И тогда он переключает внимание на что-то еще...)
Тесный кабинет Доктора на четвертом этаже заводской поликлиники в этом огромном загазованном городе — и воображаемая ими чистая мягкая зелень полей и лесов. И они, кто как может, кто как умеет и у кого как получается, стараются слить себя с этой воображаемой живительной зеленью, «уйти в нее», надышаться ее целительными запахами и соками и унести их, как здоровье, в себе...
— Только зелень, только мягкая сочная зелень, — еще и еще напоминает им Доктор. — Только мягкий, чистый, ровный зеленый фон...
— Вы одни, вы в широком бескрайнем поле — и вокруг вас зеленая сочная трава. ...Только мягкая, только чистая, только сочная зеленая трава...
— Берите ее в руки, растирайте ее в ладонях, подносите ее к лицу. Вдыхайте ее живые — сырые и сочные запахи, напивайтесь ими, вбирайте в себя ее силу, ее здоровье, ее мудрую и вечную жизнь...
— Только зелень, только мягкая и сочная зелень...
...И он тоже наклоняется над нею, над зримо представленной им зеленой и сырою травой, трогает ее руками, опускается на колени, захватывает обеими руками сколько может и зарывается в нее, прохладную и росную, лицом. И вдыхает, вдыхает и вдыхает ее сочные здоровые запахи, вдыхает и не может никак надышаться, не может напиться ее зелеными соками до конца...
Всегда: и бывало мальчишкой, и после — всю жизнь любит он эти вот сладковатые запахи зеленой живой травы, любит, раздернув стебли еще зеленой пшеницы, жевать их и высасывать из них сок.
Может, и поэтому тоже любит он особенно эту часть ежедневного их сеанса — и верит, с каждым занятием собственным своим самочувствием верит в целительное действо этих воображаемых зеленых картин.
...Хотя, понятно, — кто ж ему скажет: что́ именно, какой терапевтический эффект заключен хотя бы вот в этом:
Наверное, пяти- или шестиклассник, босоногий, с матерчатой сумкой через плечо, идет и идет он сейчас, по невидимой почти в зелени тропке школьников, в самую глубь их ржаного или пшеничного поля, в самую глубь...
Да, и это тоже на каждом сеансе, абсолютно на каждом сеансе — и без всякого его намеренного старания и напряжения. В стороне по правую руку — погост и темный дубовый крест, где похоронена мать, а прямо по пути — голубое зеленое поле.
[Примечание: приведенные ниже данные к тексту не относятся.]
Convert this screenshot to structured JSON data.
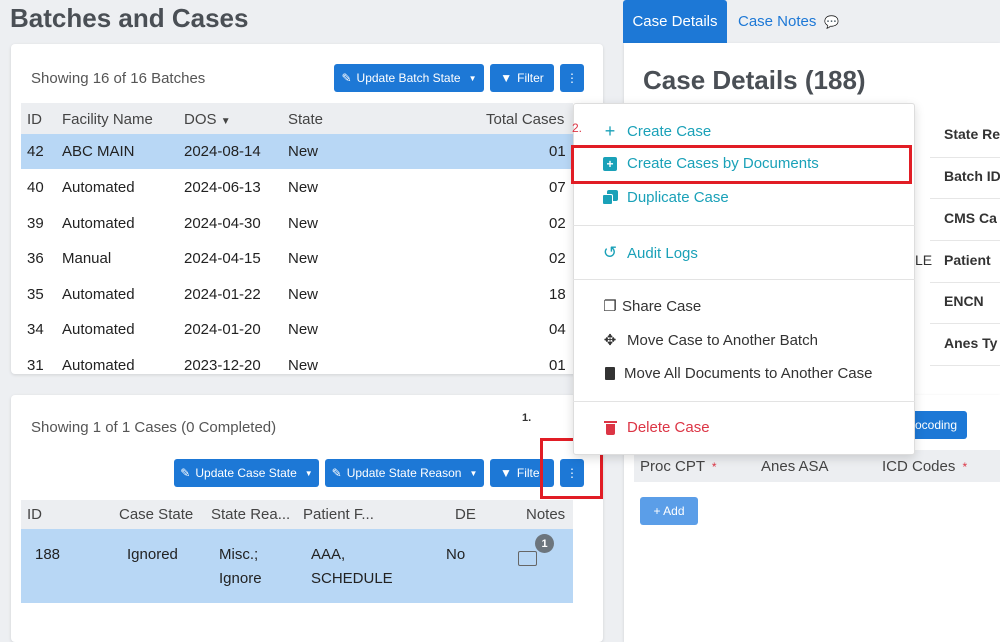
{
  "page_title": "Batches and Cases",
  "tabs": {
    "active": "Case Details",
    "other": "Case Notes"
  },
  "batches": {
    "showing": "Showing 16 of 16 Batches",
    "update_btn": "Update Batch State",
    "filter_btn": "Filter",
    "headers": {
      "id": "ID",
      "facility": "Facility Name",
      "dos": "DOS",
      "state": "State",
      "total": "Total Cases"
    },
    "rows": [
      {
        "id": "42",
        "facility": "ABC MAIN",
        "dos": "2024-08-14",
        "state": "New",
        "total": "01"
      },
      {
        "id": "40",
        "facility": "Automated",
        "dos": "2024-06-13",
        "state": "New",
        "total": "07"
      },
      {
        "id": "39",
        "facility": "Automated",
        "dos": "2024-04-30",
        "state": "New",
        "total": "02"
      },
      {
        "id": "36",
        "facility": "Manual",
        "dos": "2024-04-15",
        "state": "New",
        "total": "02"
      },
      {
        "id": "35",
        "facility": "Automated",
        "dos": "2024-01-22",
        "state": "New",
        "total": "18"
      },
      {
        "id": "34",
        "facility": "Automated",
        "dos": "2024-01-20",
        "state": "New",
        "total": "04"
      },
      {
        "id": "31",
        "facility": "Automated",
        "dos": "2023-12-20",
        "state": "New",
        "total": "01"
      }
    ]
  },
  "cases": {
    "showing": "Showing 1 of 1 Cases (0 Completed)",
    "update_state_btn": "Update Case State",
    "update_reason_btn": "Update State Reason",
    "filter_btn": "Filte",
    "headers": {
      "id": "ID",
      "state": "Case State",
      "reason": "State Rea...",
      "patient": "Patient F...",
      "de": "DE",
      "notes": "Notes"
    },
    "row": {
      "id": "188",
      "state": "Ignored",
      "reason_1": "Misc.;",
      "reason_2": "Ignore",
      "patient_1": "AAA,",
      "patient_2": "SCHEDULE",
      "de": "No",
      "notes_count": "1"
    }
  },
  "case_details": {
    "title": "Case Details (188)",
    "labels": [
      "State Re",
      "Batch ID",
      "CMS Ca",
      "Patient",
      "ENCN",
      "Anes Ty"
    ],
    "patient_suffix": "LE",
    "recoding_btn": "ocoding",
    "proc_headers": {
      "cpt": "Proc CPT",
      "asa": "Anes ASA",
      "icd": "ICD Codes",
      "required": "*"
    },
    "add_btn": "+ Add"
  },
  "menu": {
    "marker": "2.",
    "items": {
      "create_case": "Create Case",
      "create_by_docs": "Create Cases by Documents",
      "duplicate": "Duplicate Case",
      "audit": "Audit Logs",
      "share": "Share Case",
      "move_case": "Move Case to Another Batch",
      "move_docs": "Move All Documents to Another Case",
      "delete": "Delete Case"
    }
  },
  "annotations": {
    "step1": "1."
  },
  "colors": {
    "primary": "#1d78d6",
    "teal": "#1aa1b8",
    "danger": "#dc3545",
    "highlight": "#e11d25",
    "selected_row": "#b8d7f5"
  }
}
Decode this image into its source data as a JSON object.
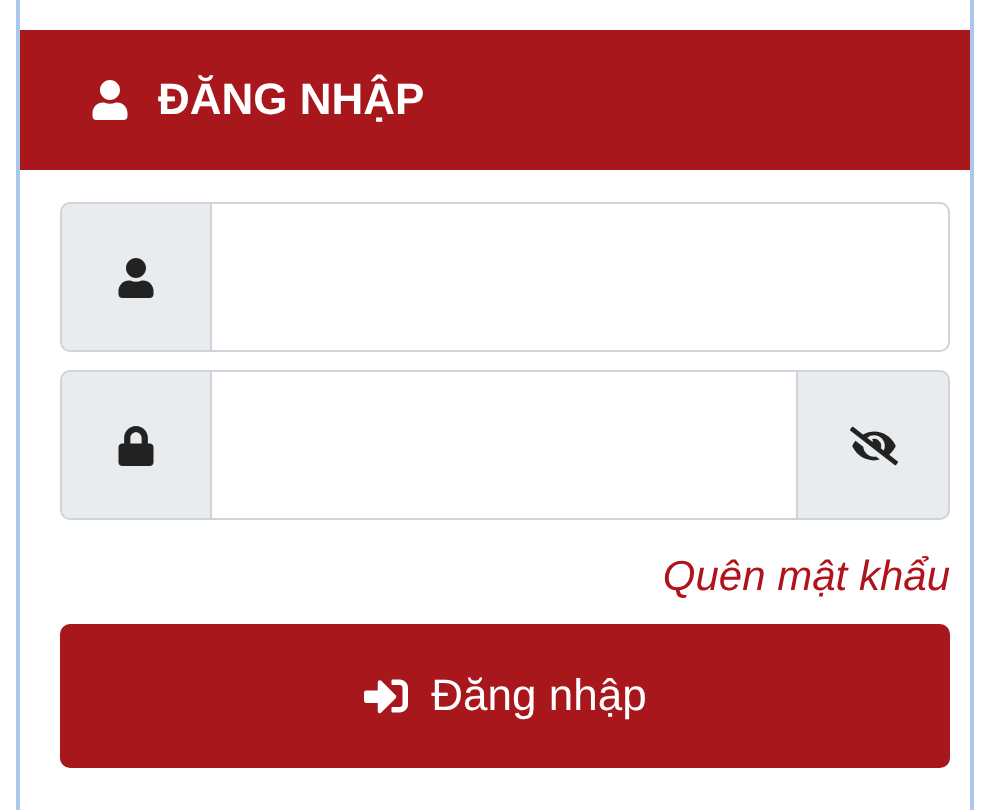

И вот туда, в зелень высоких хлебов, все дальше и дальше и уходит он, тот далекий мальчишка. Все дальше и дальше. И один. Все идет и идет.
Уходит куда-то один, в какую-то свою неизвестность, может быть, даже в смутном предчувствии таких вот минут откровений, таинства будущих разрешений всех невысказанных болей своих и всех грез...
И он же, он же, он нынешний, взрослый, сорокалетний, стоит и смотрит, смотрит ему вослед...
Стоит... и молча, с глубинной грустью смотрит ему вослед...
...Под чистое и светлое (сменившее теперь Рахманинова) — и такое безоблачное «Пробуждение» Габриеля Форе...
* * * *
А дома — днем, вечером, каждый день, каждый час, совсем рядом, близко — твои глаза. И успокаивающие его, и ободряющие, и поддерживающие — глаза жены. Хотя украдкой от него, он их тоже не раз уже видит, — слезы...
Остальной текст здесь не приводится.